触れ合う舌先を絡め、唇を吸い、漏れる吐息と溢れる唾液を交換するようなくちづけは、化学反応を起こして熱を帯びていく。
「……結、も……ダメだって……ば」
言葉ほどに抵抗を見せない黄瀬の身体の上に、結はゆっくりと覆い被さった。
ベッドに散る髪に指を絡め、ピアスが光る耳を口に含む。
ゴクリと動く喉仏に向かって唇を移動させ、太い首に這わせた舌で肌を味わう。
「ヤバい、って……マジ」と首の後ろを撫でる指に誘われるまま、硬く引き締まった胸板に指を滑らせると、小さく漏れる声に身体の奥がジクリと疼く。
「んな、ことされたら……オレ、限界……っスわ」
「我慢なんてしないで……。欲しい……私も、涼太が……」
いつもなら羞恥でしかない濃厚な愛撫も、磁石のように引き合う心をつなごうとするごく自然な行為でしかなく。

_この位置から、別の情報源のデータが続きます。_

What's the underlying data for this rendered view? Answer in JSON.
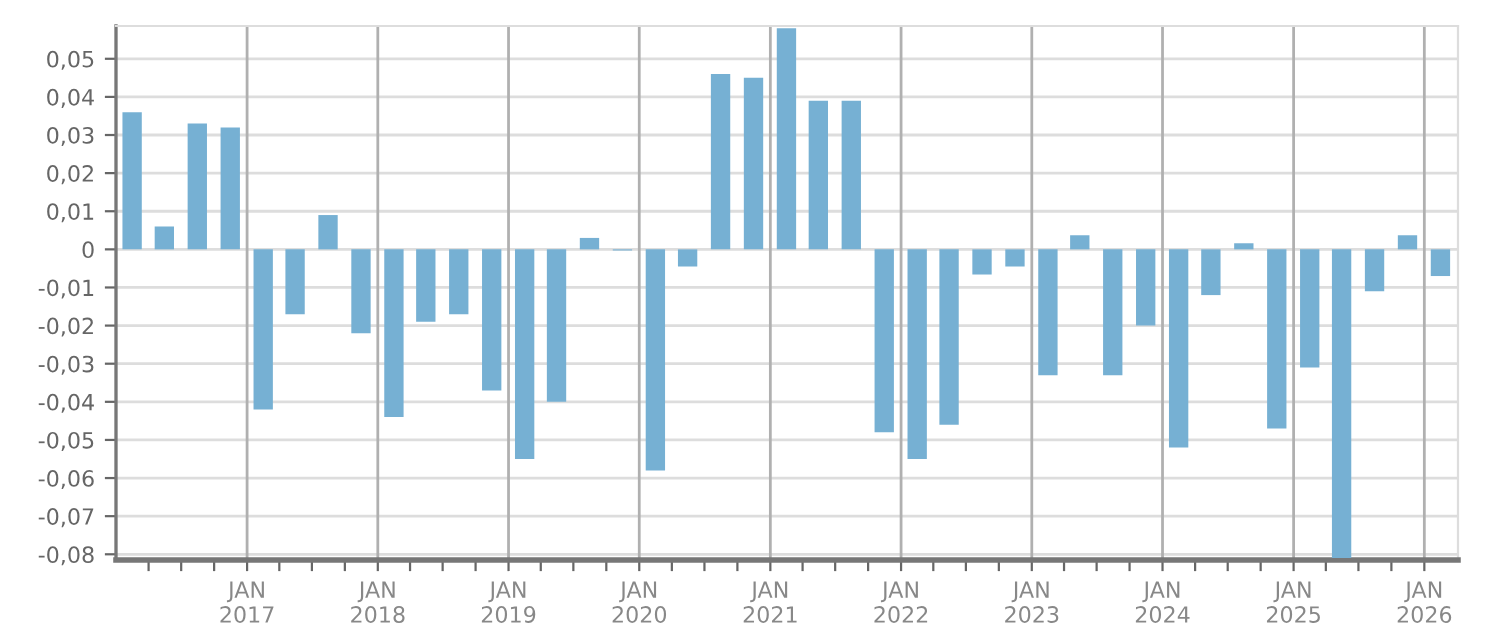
{
  "chart_data": {
    "type": "bar",
    "color": "#76b0d3",
    "grid": true,
    "x": [
      "2016-02-15",
      "2016-05-15",
      "2016-08-15",
      "2016-11-15",
      "2017-02-15",
      "2017-05-15",
      "2017-08-15",
      "2017-11-15",
      "2018-02-15",
      "2018-05-15",
      "2018-08-15",
      "2018-11-15",
      "2019-02-15",
      "2019-05-15",
      "2019-08-15",
      "2019-11-15",
      "2020-02-15",
      "2020-05-15",
      "2020-08-15",
      "2020-11-15",
      "2021-02-15",
      "2021-05-15",
      "2021-08-15",
      "2021-11-15",
      "2022-02-15",
      "2022-05-15",
      "2022-08-15",
      "2022-11-15",
      "2023-02-15",
      "2023-05-15",
      "2023-08-15",
      "2023-11-15",
      "2024-02-15",
      "2024-05-15",
      "2024-08-15",
      "2024-11-15",
      "2025-02-15",
      "2025-05-15",
      "2025-08-15",
      "2025-11-15",
      "2026-02-15"
    ],
    "values": [
      0.036,
      0.006,
      0.033,
      0.032,
      -0.042,
      -0.017,
      0.009,
      -0.022,
      -0.044,
      -0.019,
      -0.017,
      -0.037,
      -0.055,
      -0.04,
      0.003,
      -0.0003,
      -0.058,
      -0.0045,
      0.046,
      0.045,
      0.058,
      0.039,
      0.039,
      -0.048,
      -0.055,
      -0.046,
      -0.0066,
      -0.0045,
      -0.033,
      0.0037,
      -0.033,
      -0.02,
      -0.052,
      -0.012,
      0.0016,
      -0.047,
      -0.031,
      -0.081,
      -0.011,
      0.0037,
      -0.007
    ],
    "xlim": [
      "2016-01-01",
      "2026-04-05"
    ],
    "xticks": [
      {
        "value": "2016-04-01",
        "label": null
      },
      {
        "value": "2016-07-01",
        "label": null
      },
      {
        "value": "2016-10-01",
        "label": null
      },
      {
        "value": "2017-01-01",
        "label": "JAN\n2017"
      },
      {
        "value": "2017-04-01",
        "label": null
      },
      {
        "value": "2017-07-01",
        "label": null
      },
      {
        "value": "2017-10-01",
        "label": null
      },
      {
        "value": "2018-01-01",
        "label": "JAN\n2018"
      },
      {
        "value": "2018-04-01",
        "label": null
      },
      {
        "value": "2018-07-01",
        "label": null
      },
      {
        "value": "2018-10-01",
        "label": null
      },
      {
        "value": "2019-01-01",
        "label": "JAN\n2019"
      },
      {
        "value": "2019-04-01",
        "label": null
      },
      {
        "value": "2019-07-01",
        "label": null
      },
      {
        "value": "2019-10-01",
        "label": null
      },
      {
        "value": "2020-01-01",
        "label": "JAN\n2020"
      },
      {
        "value": "2020-04-01",
        "label": null
      },
      {
        "value": "2020-07-01",
        "label": null
      },
      {
        "value": "2020-10-01",
        "label": null
      },
      {
        "value": "2021-01-01",
        "label": "JAN\n2021"
      },
      {
        "value": "2021-04-01",
        "label": null
      },
      {
        "value": "2021-07-01",
        "label": null
      },
      {
        "value": "2021-10-01",
        "label": null
      },
      {
        "value": "2022-01-01",
        "label": "JAN\n2022"
      },
      {
        "value": "2022-04-01",
        "label": null
      },
      {
        "value": "2022-07-01",
        "label": null
      },
      {
        "value": "2022-10-01",
        "label": null
      },
      {
        "value": "2023-01-01",
        "label": "JAN\n2023"
      },
      {
        "value": "2023-04-01",
        "label": null
      },
      {
        "value": "2023-07-01",
        "label": null
      },
      {
        "value": "2023-10-01",
        "label": null
      },
      {
        "value": "2024-01-01",
        "label": "JAN\n2024"
      },
      {
        "value": "2024-04-01",
        "label": null
      },
      {
        "value": "2024-07-01",
        "label": null
      },
      {
        "value": "2024-10-01",
        "label": null
      },
      {
        "value": "2025-01-01",
        "label": "JAN\n2025"
      },
      {
        "value": "2025-04-01",
        "label": null
      },
      {
        "value": "2025-07-01",
        "label": null
      },
      {
        "value": "2025-10-01",
        "label": null
      },
      {
        "value": "2026-01-01",
        "label": "JAN\n2026"
      }
    ],
    "ylim": [
      -0.0815,
      0.0586
    ],
    "yticks": [
      {
        "value": -0.08,
        "label": "-0,08"
      },
      {
        "value": -0.07,
        "label": "-0,07"
      },
      {
        "value": -0.06,
        "label": "-0,06"
      },
      {
        "value": -0.05,
        "label": "-0,05"
      },
      {
        "value": -0.04,
        "label": "-0,04"
      },
      {
        "value": -0.03,
        "label": "-0,03"
      },
      {
        "value": -0.02,
        "label": "-0,02"
      },
      {
        "value": -0.01,
        "label": "-0,01"
      },
      {
        "value": 0,
        "label": "0"
      },
      {
        "value": 0.01,
        "label": "0,01"
      },
      {
        "value": 0.02,
        "label": "0,02"
      },
      {
        "value": 0.03,
        "label": "0,03"
      },
      {
        "value": 0.04,
        "label": "0,04"
      },
      {
        "value": 0.05,
        "label": "0,05"
      }
    ]
  }
}
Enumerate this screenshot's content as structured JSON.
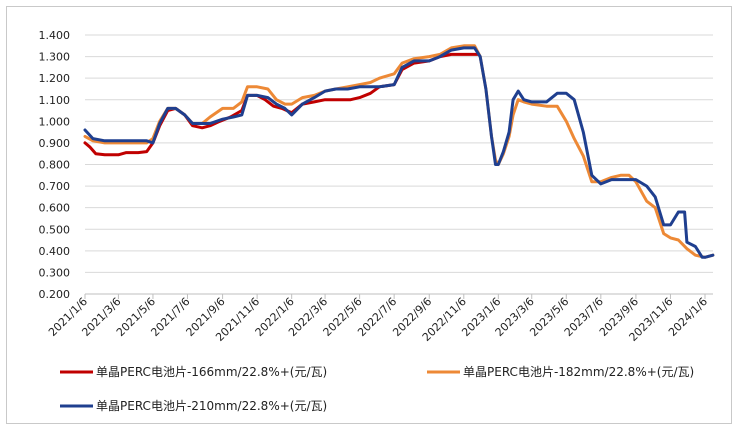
{
  "chart_data": {
    "type": "line",
    "title": "",
    "xlabel": "",
    "ylabel": "",
    "ylim": [
      0.2,
      1.4
    ],
    "y_ticks": [
      "1.400",
      "1.300",
      "1.200",
      "1.100",
      "1.000",
      "0.900",
      "0.800",
      "0.700",
      "0.600",
      "0.500",
      "0.400",
      "0.300",
      "0.200"
    ],
    "x_ticks": [
      "2021/1/6",
      "2021/3/6",
      "2021/5/6",
      "2021/7/6",
      "2021/9/6",
      "2021/11/6",
      "2022/1/6",
      "2022/3/6",
      "2022/5/6",
      "2022/7/6",
      "2022/9/6",
      "2022/11/6",
      "2023/1/6",
      "2023/3/6",
      "2023/5/6",
      "2023/7/6",
      "2023/9/6",
      "2023/11/6",
      "2024/1/6"
    ],
    "grid": "horizontal",
    "legend_position": "bottom",
    "series": [
      {
        "name": "单晶PERC电池片-166mm/22.8%+(元/瓦)",
        "color": "#c00000",
        "points": [
          [
            "2021/1/6",
            0.9
          ],
          [
            "2021/1/15",
            0.88
          ],
          [
            "2021/1/25",
            0.85
          ],
          [
            "2021/2/10",
            0.845
          ],
          [
            "2021/3/6",
            0.845
          ],
          [
            "2021/3/20",
            0.855
          ],
          [
            "2021/4/10",
            0.855
          ],
          [
            "2021/4/25",
            0.86
          ],
          [
            "2021/5/6",
            0.9
          ],
          [
            "2021/5/18",
            0.98
          ],
          [
            "2021/6/1",
            1.05
          ],
          [
            "2021/6/15",
            1.06
          ],
          [
            "2021/7/1",
            1.03
          ],
          [
            "2021/7/15",
            0.98
          ],
          [
            "2021/8/1",
            0.97
          ],
          [
            "2021/8/15",
            0.98
          ],
          [
            "2021/9/1",
            1.0
          ],
          [
            "2021/9/20",
            1.02
          ],
          [
            "2021/10/10",
            1.05
          ],
          [
            "2021/10/20",
            1.12
          ],
          [
            "2021/11/6",
            1.12
          ],
          [
            "2021/11/20",
            1.1
          ],
          [
            "2021/12/5",
            1.07
          ],
          [
            "2021/12/20",
            1.06
          ],
          [
            "2022/1/6",
            1.04
          ],
          [
            "2022/1/25",
            1.08
          ],
          [
            "2022/2/15",
            1.09
          ],
          [
            "2022/3/6",
            1.1
          ],
          [
            "2022/4/1",
            1.1
          ],
          [
            "2022/4/20",
            1.1
          ],
          [
            "2022/5/6",
            1.11
          ],
          [
            "2022/5/25",
            1.13
          ],
          [
            "2022/6/10",
            1.16
          ],
          [
            "2022/7/6",
            1.17
          ],
          [
            "2022/7/20",
            1.24
          ],
          [
            "2022/8/10",
            1.27
          ],
          [
            "2022/9/6",
            1.28
          ],
          [
            "2022/9/25",
            1.3
          ],
          [
            "2022/10/15",
            1.31
          ],
          [
            "2022/11/6",
            1.31
          ],
          [
            "2022/12/1",
            1.31
          ]
        ]
      },
      {
        "name": "单晶PERC电池片-182mm/22.8%+(元/瓦)",
        "color": "#ed8936",
        "points": [
          [
            "2021/1/6",
            0.93
          ],
          [
            "2021/1/20",
            0.91
          ],
          [
            "2021/2/10",
            0.9
          ],
          [
            "2021/3/6",
            0.9
          ],
          [
            "2021/4/1",
            0.9
          ],
          [
            "2021/4/25",
            0.9
          ],
          [
            "2021/5/6",
            0.92
          ],
          [
            "2021/5/18",
            1.0
          ],
          [
            "2021/6/1",
            1.06
          ],
          [
            "2021/6/15",
            1.06
          ],
          [
            "2021/7/1",
            1.03
          ],
          [
            "2021/7/15",
            0.99
          ],
          [
            "2021/8/1",
            0.99
          ],
          [
            "2021/8/15",
            1.02
          ],
          [
            "2021/9/6",
            1.06
          ],
          [
            "2021/9/25",
            1.06
          ],
          [
            "2021/10/10",
            1.09
          ],
          [
            "2021/10/20",
            1.16
          ],
          [
            "2021/11/6",
            1.16
          ],
          [
            "2021/11/25",
            1.15
          ],
          [
            "2021/12/10",
            1.1
          ],
          [
            "2021/12/25",
            1.08
          ],
          [
            "2022/1/6",
            1.08
          ],
          [
            "2022/1/25",
            1.11
          ],
          [
            "2022/2/15",
            1.12
          ],
          [
            "2022/3/6",
            1.14
          ],
          [
            "2022/3/25",
            1.15
          ],
          [
            "2022/4/15",
            1.16
          ],
          [
            "2022/5/6",
            1.17
          ],
          [
            "2022/5/25",
            1.18
          ],
          [
            "2022/6/10",
            1.2
          ],
          [
            "2022/7/6",
            1.22
          ],
          [
            "2022/7/20",
            1.27
          ],
          [
            "2022/8/10",
            1.29
          ],
          [
            "2022/9/6",
            1.3
          ],
          [
            "2022/9/25",
            1.31
          ],
          [
            "2022/10/15",
            1.34
          ],
          [
            "2022/11/6",
            1.35
          ],
          [
            "2022/11/25",
            1.35
          ],
          [
            "2022/12/5",
            1.3
          ],
          [
            "2022/12/15",
            1.15
          ],
          [
            "2022/12/25",
            0.93
          ],
          [
            "2023/1/1",
            0.82
          ],
          [
            "2023/1/6",
            0.8
          ],
          [
            "2023/1/15",
            0.85
          ],
          [
            "2023/1/25",
            0.93
          ],
          [
            "2023/2/1",
            1.03
          ],
          [
            "2023/2/10",
            1.1
          ],
          [
            "2023/2/20",
            1.09
          ],
          [
            "2023/3/6",
            1.08
          ],
          [
            "2023/4/1",
            1.07
          ],
          [
            "2023/4/20",
            1.07
          ],
          [
            "2023/5/6",
            1.0
          ],
          [
            "2023/5/20",
            0.92
          ],
          [
            "2023/6/5",
            0.84
          ],
          [
            "2023/6/20",
            0.72
          ],
          [
            "2023/7/6",
            0.72
          ],
          [
            "2023/7/25",
            0.74
          ],
          [
            "2023/8/10",
            0.75
          ],
          [
            "2023/8/25",
            0.75
          ],
          [
            "2023/9/6",
            0.72
          ],
          [
            "2023/9/25",
            0.63
          ],
          [
            "2023/10/10",
            0.6
          ],
          [
            "2023/10/25",
            0.48
          ],
          [
            "2023/11/6",
            0.46
          ],
          [
            "2023/11/20",
            0.45
          ],
          [
            "2023/12/5",
            0.41
          ],
          [
            "2023/12/20",
            0.38
          ],
          [
            "2024/1/6",
            0.37
          ],
          [
            "2024/1/20",
            0.38
          ]
        ]
      },
      {
        "name": "单晶PERC电池片-210mm/22.8%+(元/瓦)",
        "color": "#1f3f8f",
        "points": [
          [
            "2021/1/6",
            0.96
          ],
          [
            "2021/1/20",
            0.92
          ],
          [
            "2021/2/10",
            0.91
          ],
          [
            "2021/3/6",
            0.91
          ],
          [
            "2021/4/1",
            0.91
          ],
          [
            "2021/4/25",
            0.91
          ],
          [
            "2021/5/6",
            0.9
          ],
          [
            "2021/5/18",
            0.99
          ],
          [
            "2021/6/1",
            1.06
          ],
          [
            "2021/6/15",
            1.06
          ],
          [
            "2021/7/1",
            1.03
          ],
          [
            "2021/7/15",
            0.99
          ],
          [
            "2021/8/1",
            0.99
          ],
          [
            "2021/8/15",
            0.99
          ],
          [
            "2021/9/6",
            1.01
          ],
          [
            "2021/9/25",
            1.02
          ],
          [
            "2021/10/10",
            1.03
          ],
          [
            "2021/10/20",
            1.12
          ],
          [
            "2021/11/6",
            1.12
          ],
          [
            "2021/11/25",
            1.11
          ],
          [
            "2021/12/10",
            1.08
          ],
          [
            "2021/12/25",
            1.06
          ],
          [
            "2022/1/6",
            1.03
          ],
          [
            "2022/1/25",
            1.08
          ],
          [
            "2022/2/15",
            1.11
          ],
          [
            "2022/3/6",
            1.14
          ],
          [
            "2022/3/25",
            1.15
          ],
          [
            "2022/4/15",
            1.15
          ],
          [
            "2022/5/6",
            1.16
          ],
          [
            "2022/5/25",
            1.16
          ],
          [
            "2022/6/10",
            1.16
          ],
          [
            "2022/7/6",
            1.17
          ],
          [
            "2022/7/20",
            1.25
          ],
          [
            "2022/8/10",
            1.28
          ],
          [
            "2022/9/6",
            1.28
          ],
          [
            "2022/9/25",
            1.3
          ],
          [
            "2022/10/15",
            1.33
          ],
          [
            "2022/11/6",
            1.34
          ],
          [
            "2022/11/25",
            1.34
          ],
          [
            "2022/12/5",
            1.3
          ],
          [
            "2022/12/15",
            1.15
          ],
          [
            "2022/12/25",
            0.93
          ],
          [
            "2023/1/1",
            0.8
          ],
          [
            "2023/1/6",
            0.8
          ],
          [
            "2023/1/15",
            0.86
          ],
          [
            "2023/1/25",
            0.95
          ],
          [
            "2023/2/1",
            1.1
          ],
          [
            "2023/2/10",
            1.14
          ],
          [
            "2023/2/20",
            1.1
          ],
          [
            "2023/3/6",
            1.09
          ],
          [
            "2023/4/1",
            1.09
          ],
          [
            "2023/4/20",
            1.13
          ],
          [
            "2023/5/6",
            1.13
          ],
          [
            "2023/5/20",
            1.1
          ],
          [
            "2023/6/5",
            0.95
          ],
          [
            "2023/6/20",
            0.75
          ],
          [
            "2023/7/6",
            0.71
          ],
          [
            "2023/7/25",
            0.73
          ],
          [
            "2023/8/10",
            0.73
          ],
          [
            "2023/8/25",
            0.73
          ],
          [
            "2023/9/6",
            0.73
          ],
          [
            "2023/9/25",
            0.7
          ],
          [
            "2023/10/10",
            0.65
          ],
          [
            "2023/10/25",
            0.52
          ],
          [
            "2023/11/6",
            0.52
          ],
          [
            "2023/11/20",
            0.58
          ],
          [
            "2023/12/1",
            0.58
          ],
          [
            "2023/12/5",
            0.44
          ],
          [
            "2023/12/20",
            0.42
          ],
          [
            "2024/1/1",
            0.37
          ],
          [
            "2024/1/6",
            0.37
          ],
          [
            "2024/1/20",
            0.38
          ]
        ]
      }
    ]
  }
}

お互いの服を脱がせ、肌を貪り、重なり合う身体がシーツの波間を淫らに漂う。
ひんやりする空気をかきまぜるように、白い足がビクビクと跳ねた。
「く、結……っ」
「ん、ン……あぁ……っ!」
それは、欠けたピースがぴたりとはまった時の快感に似ていた。
身体の奥まで届く硬い切っ先にトロける粘膜を擦られて、結は波のように揺れる背中にしがみついた。